Acute-stress-induced facilitation of the hypothalamic-pituitary-adrenal axis.

It has been hypothesized that the hypothalamic-pituitary-adrenal (HPA) axis responds to a stressor by secreting facilitatory and inhibitory factors. During a stressor, the relative magnitude of secretion of these factors determines the responsiveness of the HPA axis to a subsequent stressor. Previous studies have suggested that corticosterone (B) secreted during the first stressor is an inhibitory factor. We hypothesized that the transient removal of the inhibitory factor, B, during the first stressor would result in the secretion of only facilitatory factors.
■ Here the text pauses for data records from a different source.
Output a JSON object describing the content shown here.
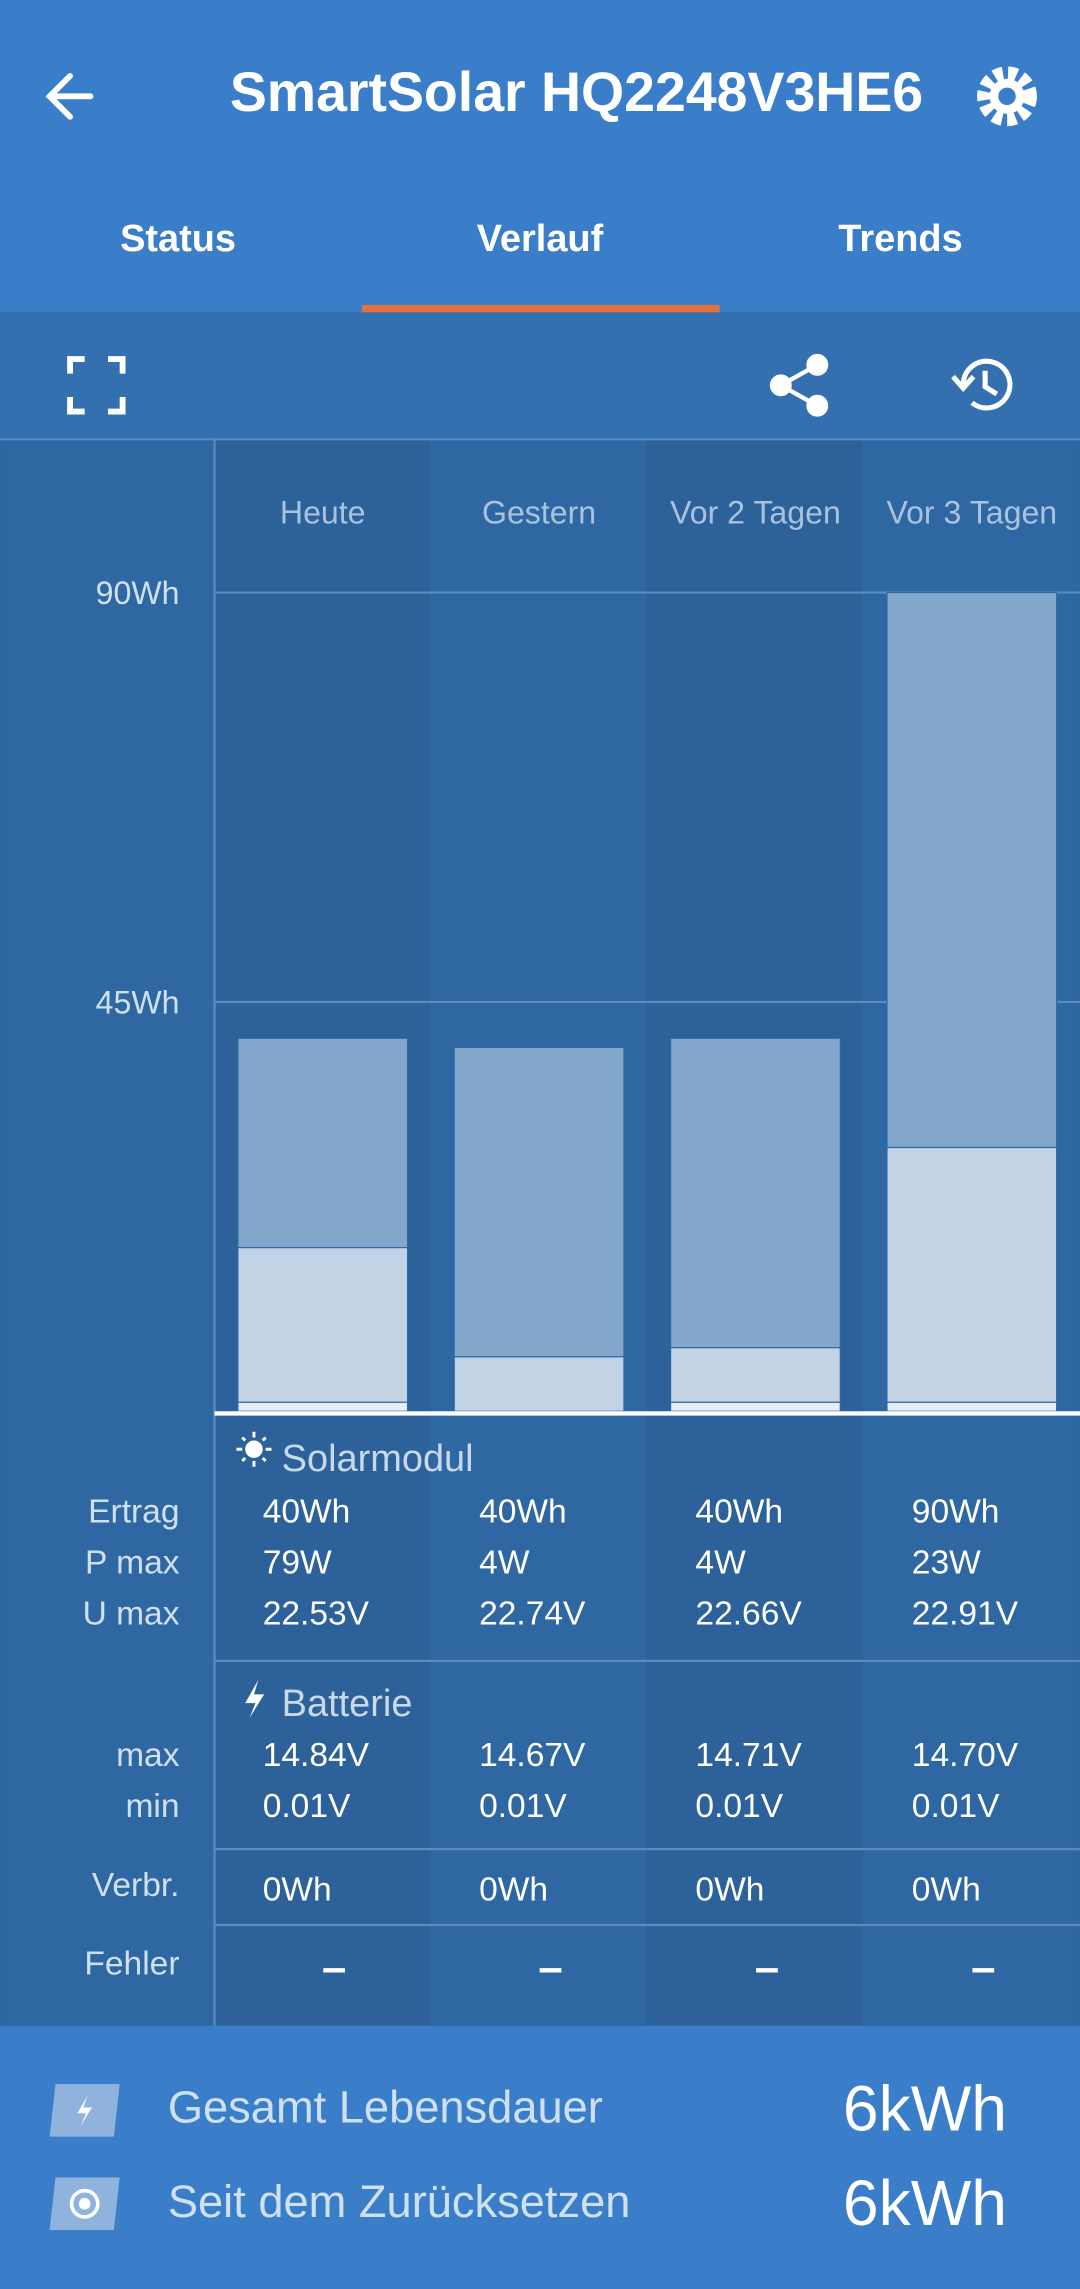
{
  "header": {
    "title": "SmartSolar HQ2248V3HE6",
    "tabs": [
      "Status",
      "Verlauf",
      "Trends"
    ]
  },
  "chart_data": {
    "type": "bar",
    "stacked": true,
    "categories": [
      "Heute",
      "Gestern",
      "Vor 2 Tagen",
      "Vor 3 Tagen"
    ],
    "series": [
      {
        "color": "#e6edf5",
        "values": [
          1,
          0,
          1,
          1
        ]
      },
      {
        "color": "#c3d3e6",
        "values": [
          17,
          6,
          6,
          28
        ]
      },
      {
        "color": "#83a6cb",
        "values": [
          23,
          34,
          34,
          61
        ]
      }
    ],
    "ylim": [
      0,
      90
    ],
    "yticks": [
      {
        "value": 45,
        "label": "45Wh"
      },
      {
        "value": 90,
        "label": "90Wh"
      }
    ],
    "grid": true
  },
  "table": {
    "sections": [
      {
        "title": "Solarmodul",
        "rows": [
          {
            "label": "Ertrag",
            "values": [
              "40Wh",
              "40Wh",
              "40Wh",
              "90Wh"
            ]
          },
          {
            "label": "P max",
            "values": [
              "79W",
              "4W",
              "4W",
              "23W"
            ]
          },
          {
            "label": "U max",
            "values": [
              "22.53V",
              "22.74V",
              "22.66V",
              "22.91V"
            ]
          }
        ]
      },
      {
        "title": "Batterie",
        "rows": [
          {
            "label": "max",
            "values": [
              "14.84V",
              "14.67V",
              "14.71V",
              "14.70V"
            ]
          },
          {
            "label": "min",
            "values": [
              "0.01V",
              "0.01V",
              "0.01V",
              "0.01V"
            ]
          }
        ]
      },
      {
        "rows": [
          {
            "label": "Verbr.",
            "values": [
              "0Wh",
              "0Wh",
              "0Wh",
              "0Wh"
            ]
          }
        ]
      },
      {
        "rows": [
          {
            "label": "Fehler",
            "values": [
              "–",
              "–",
              "–",
              "–"
            ]
          }
        ]
      }
    ]
  },
  "footer": {
    "rows": [
      {
        "label": "Gesamt Lebensdauer",
        "value": "6kWh"
      },
      {
        "label": "Seit dem Zurücksetzen",
        "value": "6kWh"
      }
    ]
  }
}
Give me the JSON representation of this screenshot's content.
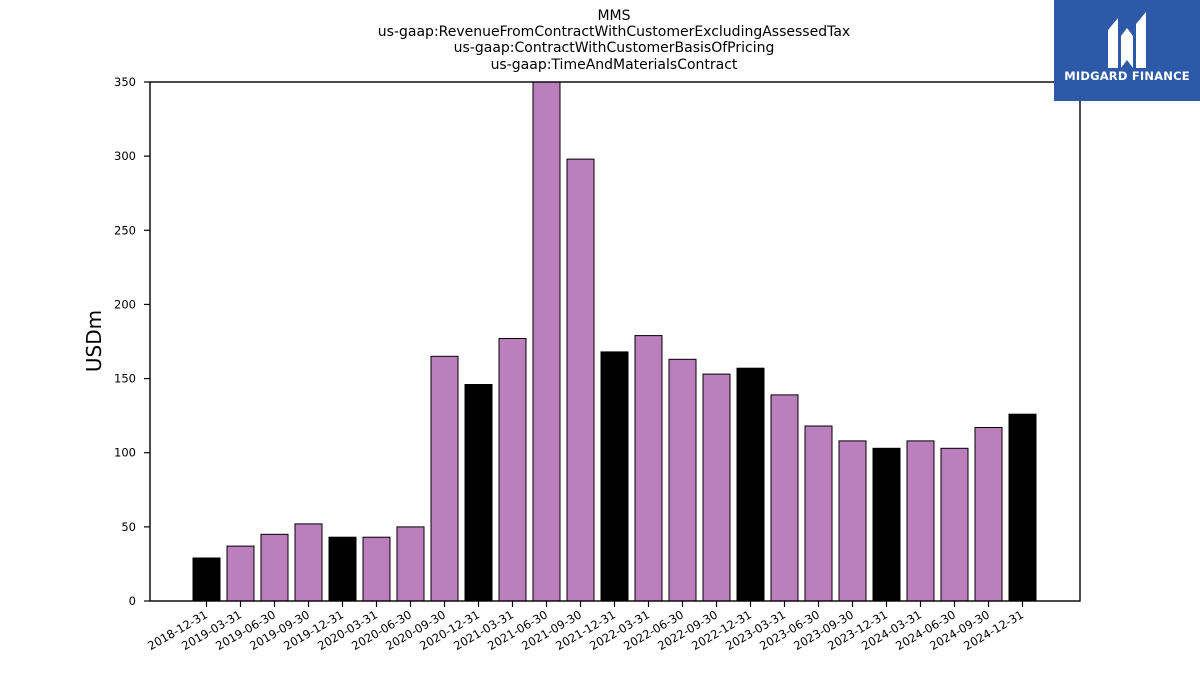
{
  "logo": {
    "text": "MIDGARD FINANCE",
    "background_color": "#2d5aa8"
  },
  "chart_data": {
    "type": "bar",
    "title_lines": [
      "MMS",
      "us-gaap:RevenueFromContractWithCustomerExcludingAssessedTax",
      "us-gaap:ContractWithCustomerBasisOfPricing",
      "us-gaap:TimeAndMaterialsContract"
    ],
    "xlabel": "",
    "ylabel": "USDm",
    "ylim": [
      0,
      350
    ],
    "yticks": [
      0,
      50,
      100,
      150,
      200,
      250,
      300,
      350
    ],
    "grid": false,
    "colors": {
      "quarter": "#bb7fbd",
      "year_end": "#000000",
      "edge": "#000000"
    },
    "categories": [
      "2018-12-31",
      "2019-03-31",
      "2019-06-30",
      "2019-09-30",
      "2019-12-31",
      "2020-03-31",
      "2020-06-30",
      "2020-09-30",
      "2020-12-31",
      "2021-03-31",
      "2021-06-30",
      "2021-09-30",
      "2021-12-31",
      "2022-03-31",
      "2022-06-30",
      "2022-09-30",
      "2022-12-31",
      "2023-03-31",
      "2023-06-30",
      "2023-09-30",
      "2023-12-31",
      "2024-03-31",
      "2024-06-30",
      "2024-09-30",
      "2024-12-31"
    ],
    "values": [
      29,
      37,
      45,
      52,
      43,
      43,
      50,
      165,
      146,
      177,
      353,
      298,
      168,
      179,
      163,
      153,
      157,
      139,
      118,
      108,
      103,
      108,
      103,
      117,
      126
    ],
    "year_end": [
      true,
      false,
      false,
      false,
      true,
      false,
      false,
      false,
      true,
      false,
      false,
      false,
      true,
      false,
      false,
      false,
      true,
      false,
      false,
      false,
      true,
      false,
      false,
      false,
      true
    ]
  }
}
This would cause the HPA axis to exist in a state of hyperresponsiveness, and to hypersecrete corticotropin (ACTH) and B in response to a second stressor. Therefore, our primary objective was to demonstrate stress-induced facilitation of the HPA axis response to a subsequent stressor. Male Sprague-Dawley rats were subjected to a 1-hour physical immobilization stressor (IMM) or administered a single dose of ACTH on day 1. B response during these treatments was markedly but transiently attenuated with an 100 mg/kg i.p. dose of aminoglutethimide (AG). Twenty-four hours later, rats were subjected to an intraperitoneal saline injection stressor. B and ACTH levels were measured 15 min after the injection stressor. Rats treated with AG plus IMM on day 1 hypersecreted B and ACTH after the injection stressor on day 2. These results suggest that immobilization stress induces facilitation of both pituitary and adrenal responses. Exogenous administration of ACTH- to AG-pretreated rats on day 1, in lieu of immobilization stress, did not affect the responsiveness of the HPA axis on day 2. This suggests that ACTH secreted during the first stressor does not play an important role in acute-stress-induced facilitation.